Everyone deserves to head to their place of employment and be treated like everyone else, regardless of their sexual orientation. However, LGBTQ discrimination is more common than people think. Being treated differently can be traumatic, and you might be wondering if you have any rights for how to manage the situation. Fortunately, you do, and you might like to take some of the following steps to stand up for yourself and the LGBTQ community.
Step 1: Request Legal Advice
Contacting an Engel & Martin Criminal Law Attorneys might be one of the first actions you take if you believe you’ve been experiencing LGBTQ discrimination in the workplace. Laws surrounding discrimination based on sexual orientation can be challenging, and LGBTQ discrimination lawyers are well-placed to use all the tools at their disposal to fight for your right to fair treatment at work.
Due to federal law complexities surrounding discrimination, your chosen lawyer must think outside the box, rely on existing statutes, and use their knowledge of federal and state laws to help you develop a strong case. While you might think you can fight discrimination on your own, it can often take a team of experts to bring a discrimination case over the line.
Step 2: Collect Evidence
Claiming workplace discrimination based on your sexual orientation can be a significant accusation, and extensive proof can often be necessary to establish a case, should you decide to take legal action or bring your situation to the attention of your employers.

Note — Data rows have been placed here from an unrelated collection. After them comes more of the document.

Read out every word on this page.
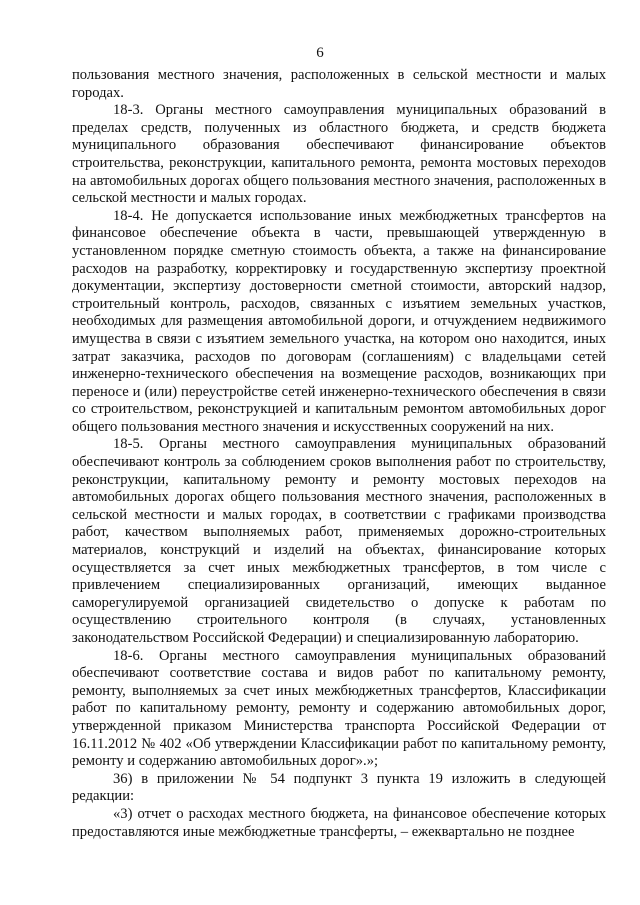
6

пользования местного значения, расположенных в сельской местности и малых городах.

18-3. Органы местного самоуправления муниципальных образований в пределах средств, полученных из областного бюджета, и средств бюджета муниципального образования обеспечивают финансирование объектов строительства, реконструкции, капитального ремонта, ремонта мостовых переходов на автомобильных дорогах общего пользования местного значения, расположенных в сельской местности и малых городах.

18-4. Не допускается использование иных межбюджетных трансфертов на финансовое обеспечение объекта в части, превышающей утвержденную в установленном порядке сметную стоимость объекта, а также на финансирование расходов на разработку, корректировку и государственную экспертизу проектной документации, экспертизу достоверности сметной стоимости, авторский надзор, строительный контроль, расходов, связанных с изъятием земельных участков, необходимых для размещения автомобильной дороги, и отчуждением недвижимого имущества в связи с изъятием земельного участка, на котором оно находится, иных затрат заказчика, расходов по договорам (соглашениям) с владельцами сетей инженерно-технического обеспечения на возмещение расходов, возникающих при переносе и (или) переустройстве сетей инженерно-технического обеспечения в связи со строительством, реконструкцией и капитальным ремонтом автомобильных дорог общего пользования местного значения и искусственных сооружений на них.

18-5. Органы местного самоуправления муниципальных образований обеспечивают контроль за соблюдением сроков выполнения работ по строительству, реконструкции, капитальному ремонту и ремонту мостовых переходов на автомобильных дорогах общего пользования местного значения, расположенных в сельской местности и малых городах, в соответствии с графиками производства работ, качеством выполняемых работ, применяемых дорожно-строительных материалов, конструкций и изделий на объектах, финансирование которых осуществляется за счет иных межбюджетных трансфертов, в том числе с привлечением специализированных организаций, имеющих выданное саморегулируемой организацией свидетельство о допуске к работам по осуществлению строительного контроля (в случаях, установленных законодательством Российской Федерации) и специализированную лабораторию.

18-6. Органы местного самоуправления муниципальных образований обеспечивают соответствие состава и видов работ по капитальному ремонту, ремонту, выполняемых за счет иных межбюджетных трансфертов, Классификации работ по капитальному ремонту, ремонту и содержанию автомобильных дорог, утвержденной приказом Министерства транспорта Российской Федерации от 16.11.2012 № 402 «Об утверждении Классификации работ по капитальному ремонту, ремонту и содержанию автомобильных дорог».»;

36) в приложении № 54 подпункт 3 пункта 19 изложить в следующей редакции:

«3) отчет о расходах местного бюджета, на финансовое обеспечение которых предоставляются иные межбюджетные трансферты, – ежеквартально не позднее
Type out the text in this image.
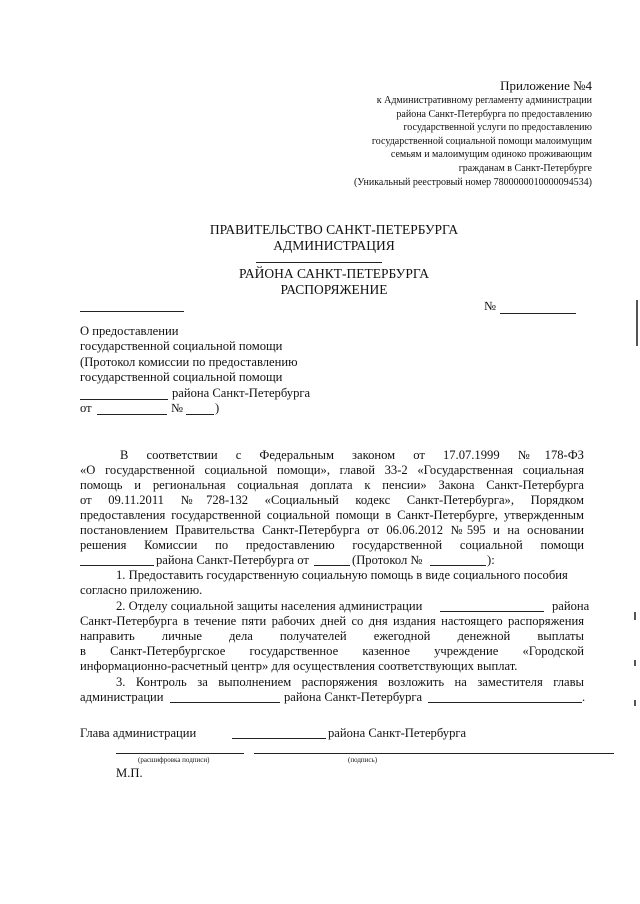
Приложение №4
к Административному регламенту администрации
района Санкт-Петербурга по предоставлению
государственной услуги по предоставлению
государственной социальной помощи малоимущим
семьям и малоимущим одиноко проживающим
гражданам в Санкт-Петербурге
(Уникальный реестровый номер 7800000010000094534)
ПРАВИТЕЛЬСТВО САНКТ-ПЕТЕРБУРГА
АДМИНИСТРАЦИЯ
РАЙОНА САНКТ-ПЕТЕРБУРГА
РАСПОРЯЖЕНИЕ
№
О предоставлении
государственной социальной помощи
(Протокол комиссии по предоставлению
государственной социальной помощи
района Санкт-Петербурга
от	№	)
В соответствии с Федеральным законом от 17.07.1999 №178-ФЗ
«О государственной социальной помощи», главой 33-2 «Государственная социальная
помощь и региональная социальная доплата к пенсии» Закона Санкт-Петербурга
от 09.11.2011 №728-132 «Социальный кодекс Санкт-Петербурга», Порядком
предоставления государственной социальной помощи в Санкт-Петербурге, утвержденным
постановлением Правительства Санкт-Петербурга от 06.06.2012 №595 и на основании
решения Комиссии по предоставлению государственной социальной помощи
района Санкт-Петербурга от	(Протокол №	):
1. Предоставить государственную социальную помощь в виде социального пособия
согласно приложению.
2. Отделу социальной защиты населения администрации	района
Санкт-Петербурга в течение пяти рабочих дней со дня издания настоящего распоряжения
направить личные дела получателей ежегодной денежной выплаты
в Санкт-Петербургское государственное казенное учреждение «Городской
информационно-расчетный центр» для осуществления соответствующих выплат.
3. Контроль за выполнением распоряжения возложить на заместителя главы
администрации	района Санкт-Петербурга	.
Глава администрации	района Санкт-Петербурга
(расшифровка подписи)	(подпись)
М.П.
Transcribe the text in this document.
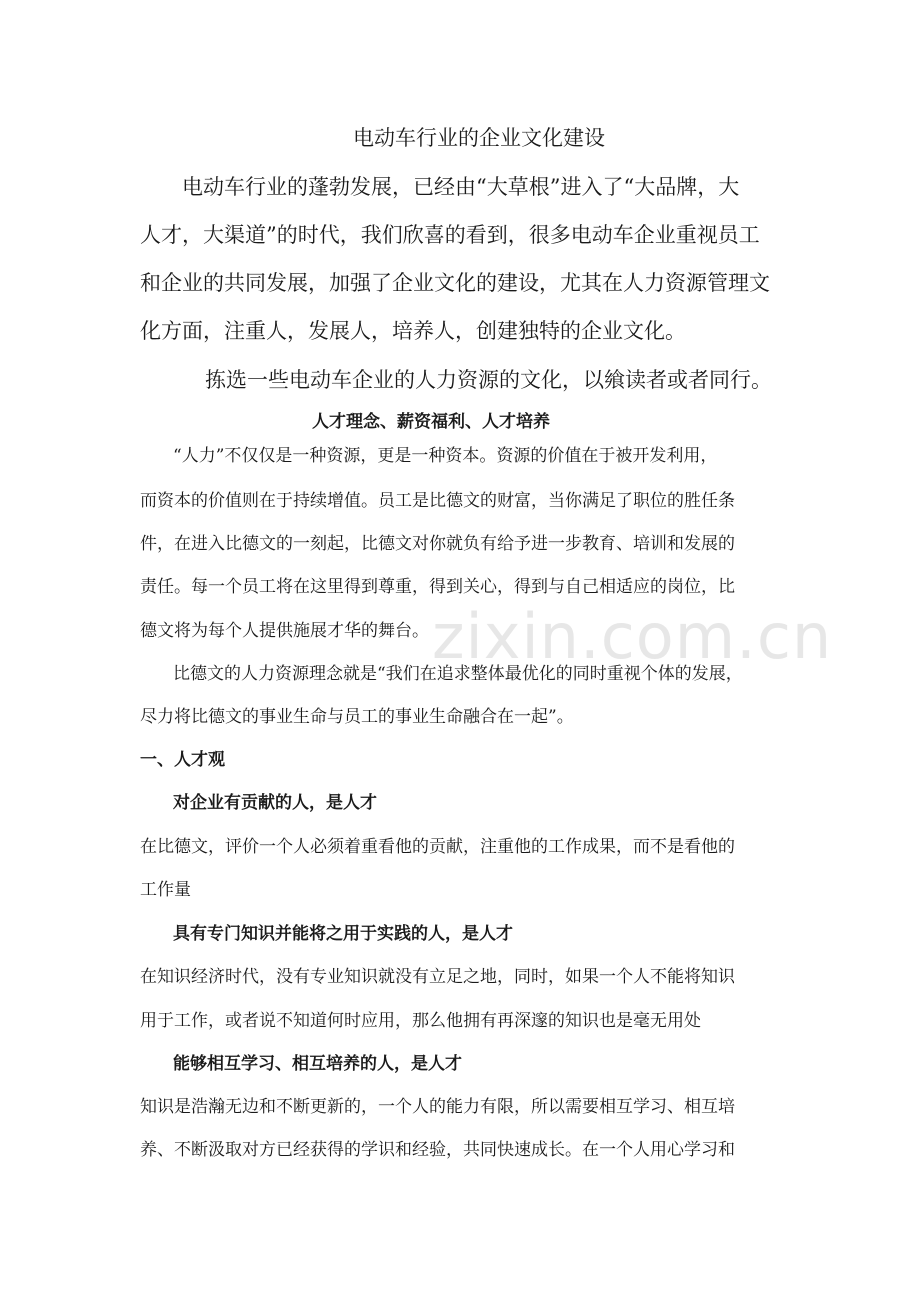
电动车行业的企业文化建设
电动车行业的蓬勃发展，已经由“大草根”进入了“大品牌，大
人才，大渠道”的时代，我们欣喜的看到，很多电动车企业重视员工
和企业的共同发展，加强了企业文化的建设，尤其在人力资源管理文
化方面，注重人，发展人，培养人，创建独特的企业文化。
拣选一些电动车企业的人力资源的文化，以飨读者或者同行。
人才理念、薪资福利、人才培养
“人力”不仅仅是一种资源，更是一种资本。资源的价值在于被开发利用，
而资本的价值则在于持续增值。员工是比德文的财富，当你满足了职位的胜任条
件，在进入比德文的一刻起，比德文对你就负有给予进一步教育、培训和发展的
责任。每一个员工将在这里得到尊重，得到关心，得到与自己相适应的岗位，比
德文将为每个人提供施展才华的舞台。
比德文的人力资源理念就是“我们在追求整体最优化的同时重视个体的发展，
尽力将比德文的事业生命与员工的事业生命融合在一起”。
一、人才观
对企业有贡献的人，是人才
在比德文，评价一个人必须着重看他的贡献，注重他的工作成果，而不是看他的
工作量
具有专门知识并能将之用于实践的人，是人才
在知识经济时代，没有专业知识就没有立足之地，同时，如果一个人不能将知识
用于工作，或者说不知道何时应用，那么他拥有再深邃的知识也是毫无用处
能够相互学习、相互培养的人，是人才
知识是浩瀚无边和不断更新的，一个人的能力有限，所以需要相互学习、相互培
养、不断汲取对方已经获得的学识和经验，共同快速成长。在一个人用心学习和
zixin.com.cn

Start gathering evidence as soon as you realize that you’re being discriminated against to have enough proof of the events unfolding. This evidence can include descriptions with dates and times of conversations or interactions, emails, social media posts, photographs, and even lists of witnesses who would happily confirm what you’re saying is true.
Don’t be afraid to include information on how your workplace policies weren’t followed, documentation of attempts you’d made to rectify the problem, and any differences in treatment you believed you received compared to your non-LGBTQ peers. The more detailed your evidence is, the stronger your case might be.
Step 3: Report the Discrimination
Before contacting a lawyer, take a moment to read through your employee manual or policies to understand any contractual rights you have regarding discrimination and the complaints process. Every workplace is different, and some have policies with steps for how to lodge complaints through the appropriate channels.
Sometimes, this can start with bringing the discrimination to the attention of your supervisor or manager or laying a complaint in writing. If you provide any documentation to your manager or employer, ensure you make a copy for yourself and avoid distributing original versions of any evidence.
Step 4: Take Legal Action
After gathering evidence and contacting your employer, you might still feel like nothing is being done to address discrimination in the workplace. In this instance, now might be the right time to file a complaint with a local civil rights enforcement agency or the state.
Everyone deserves to be treated equally in their place of business, irrespective of their ethnicity, gender, sexual orientation, age, and religion. If you believe you’re being discriminated against based on your LGBTQ status, consider gathering evidence and seeking legal action to stand up for your rights and the rights of others fighting the same fight.